Finance Minister Heng Swee Keat said Singapore's approach keeps the tax burden light and provides targeted support for the lower-income group. PHOTO: ST FILE

SINGAPORE - After taxes and transfers, some countries have a lower measure of income inequality than Singapore.

This is because these countries typically impose higher overall taxes on the working population, and in particular on the middle-income group, in order to finance large social transfers, said Finance Minister Heng Swee Keat on Monday (March 19).

Singapore's approach, on the other hand, keeps the tax burden light and provides targeted support for the lower-income group, he said, in a written reply to a parliamentary question by Non-Constituency MP Leon Perera, who asked how Singapore's Gini coefficient after taxes and transfers stacked up against those of other major developed economies.

Mr Heng added that the calculations after taxes and transfers "do not reflect the full range of government policy interventions that are unique to the Singapore context", such as subsidies for the purchase of Housing Board flats.

The Gini coefficient measures income inequality from zero to one, with zero being most equal.

Using a method called the square root scale to adjust for different household sizes, which is used by the Organisation for Economic Cooperation and Development in its major reports on inequality, Singapore's figure was 0.356 last year after taxes and transfers.

In comparison, the latest available figures for countries such as Canada, Denmark and South Korea, for example, were lower at 0.318, 0.256 and 0.295 respectively while those for the United States and United Kingdom were higher at 0.390 and 0.360 respectively.

Before taxes and transfers, Singapore's figure is low compared with many major developed economies, said Mr Heng.

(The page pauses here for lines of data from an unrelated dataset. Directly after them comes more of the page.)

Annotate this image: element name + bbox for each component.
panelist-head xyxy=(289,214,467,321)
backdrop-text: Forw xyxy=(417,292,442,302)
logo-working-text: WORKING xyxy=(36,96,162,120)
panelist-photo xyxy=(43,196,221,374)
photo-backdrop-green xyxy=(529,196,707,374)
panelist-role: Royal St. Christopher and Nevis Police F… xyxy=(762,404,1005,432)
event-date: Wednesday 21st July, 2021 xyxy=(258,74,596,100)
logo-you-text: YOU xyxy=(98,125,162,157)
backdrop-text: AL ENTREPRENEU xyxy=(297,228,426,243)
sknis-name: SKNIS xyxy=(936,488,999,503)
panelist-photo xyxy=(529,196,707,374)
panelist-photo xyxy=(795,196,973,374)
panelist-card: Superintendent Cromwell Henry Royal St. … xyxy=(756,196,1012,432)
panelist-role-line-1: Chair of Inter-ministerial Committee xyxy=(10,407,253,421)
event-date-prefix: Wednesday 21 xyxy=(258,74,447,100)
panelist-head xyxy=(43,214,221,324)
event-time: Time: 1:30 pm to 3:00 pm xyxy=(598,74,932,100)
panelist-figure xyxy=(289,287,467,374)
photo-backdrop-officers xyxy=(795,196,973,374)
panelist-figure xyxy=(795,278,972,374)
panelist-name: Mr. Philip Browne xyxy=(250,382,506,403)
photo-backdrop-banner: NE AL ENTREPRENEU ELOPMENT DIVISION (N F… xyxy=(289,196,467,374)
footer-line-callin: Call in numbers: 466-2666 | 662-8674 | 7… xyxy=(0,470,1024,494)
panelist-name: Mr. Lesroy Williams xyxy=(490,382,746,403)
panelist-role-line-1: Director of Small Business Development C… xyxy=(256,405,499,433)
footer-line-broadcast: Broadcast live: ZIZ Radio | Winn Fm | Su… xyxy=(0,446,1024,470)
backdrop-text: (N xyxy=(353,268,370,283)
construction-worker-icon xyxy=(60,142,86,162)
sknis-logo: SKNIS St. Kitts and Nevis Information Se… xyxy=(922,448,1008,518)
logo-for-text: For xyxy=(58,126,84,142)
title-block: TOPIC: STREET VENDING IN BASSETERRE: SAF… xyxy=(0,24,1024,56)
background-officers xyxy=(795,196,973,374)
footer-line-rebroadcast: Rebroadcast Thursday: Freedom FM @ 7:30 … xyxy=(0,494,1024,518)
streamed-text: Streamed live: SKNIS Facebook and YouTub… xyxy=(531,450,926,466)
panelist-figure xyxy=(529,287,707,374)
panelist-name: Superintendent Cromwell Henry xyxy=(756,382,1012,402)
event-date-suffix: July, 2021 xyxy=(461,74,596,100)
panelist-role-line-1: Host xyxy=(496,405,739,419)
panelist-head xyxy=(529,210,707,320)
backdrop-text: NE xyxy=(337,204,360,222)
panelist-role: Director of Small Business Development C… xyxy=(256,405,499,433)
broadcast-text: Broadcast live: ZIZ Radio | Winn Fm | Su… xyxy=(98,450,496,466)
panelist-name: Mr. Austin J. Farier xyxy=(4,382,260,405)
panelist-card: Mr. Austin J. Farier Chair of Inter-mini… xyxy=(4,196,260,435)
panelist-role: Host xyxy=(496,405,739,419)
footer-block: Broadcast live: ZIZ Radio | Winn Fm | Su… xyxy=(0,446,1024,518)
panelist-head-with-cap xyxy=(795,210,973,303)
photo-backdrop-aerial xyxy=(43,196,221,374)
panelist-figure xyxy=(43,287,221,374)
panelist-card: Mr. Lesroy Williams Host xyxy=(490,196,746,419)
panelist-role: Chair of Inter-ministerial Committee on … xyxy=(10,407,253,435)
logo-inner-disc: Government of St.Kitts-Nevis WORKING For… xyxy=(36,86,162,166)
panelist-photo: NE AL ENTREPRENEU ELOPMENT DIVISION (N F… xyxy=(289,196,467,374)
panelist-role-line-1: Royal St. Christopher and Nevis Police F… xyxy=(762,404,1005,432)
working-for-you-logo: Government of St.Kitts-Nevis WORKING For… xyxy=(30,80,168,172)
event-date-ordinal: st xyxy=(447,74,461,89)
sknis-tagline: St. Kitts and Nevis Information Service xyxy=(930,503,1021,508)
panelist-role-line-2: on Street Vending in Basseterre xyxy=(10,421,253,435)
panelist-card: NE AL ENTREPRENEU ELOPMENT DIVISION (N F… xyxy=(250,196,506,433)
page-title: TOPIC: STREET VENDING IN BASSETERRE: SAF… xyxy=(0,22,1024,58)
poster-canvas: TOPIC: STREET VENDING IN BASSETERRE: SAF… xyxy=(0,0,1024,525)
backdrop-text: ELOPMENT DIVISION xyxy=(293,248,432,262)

The figure was 0.417 last year.

The latest available figures, before taxes and transfers, for the United States (0.506), United Kingdom (0.520), Canada (0.435) and Denmark (0.444) were higher than Singapore's, while South Korea (0.341) remained lower.

It was reported last month that Singapore's Gini coefficient rose slightly to 0.459 last year, up slightly from 0.458 in 2016, which was the lowest level in a decade.

After accounting for government transfers and taxes, the Gini coefficient was 0.401, the same as 2016. These figures are different from the "square root scale" figures as they are adjusted using the "per household member scale". Singapore's figure is typically reported based on household income from work per household member.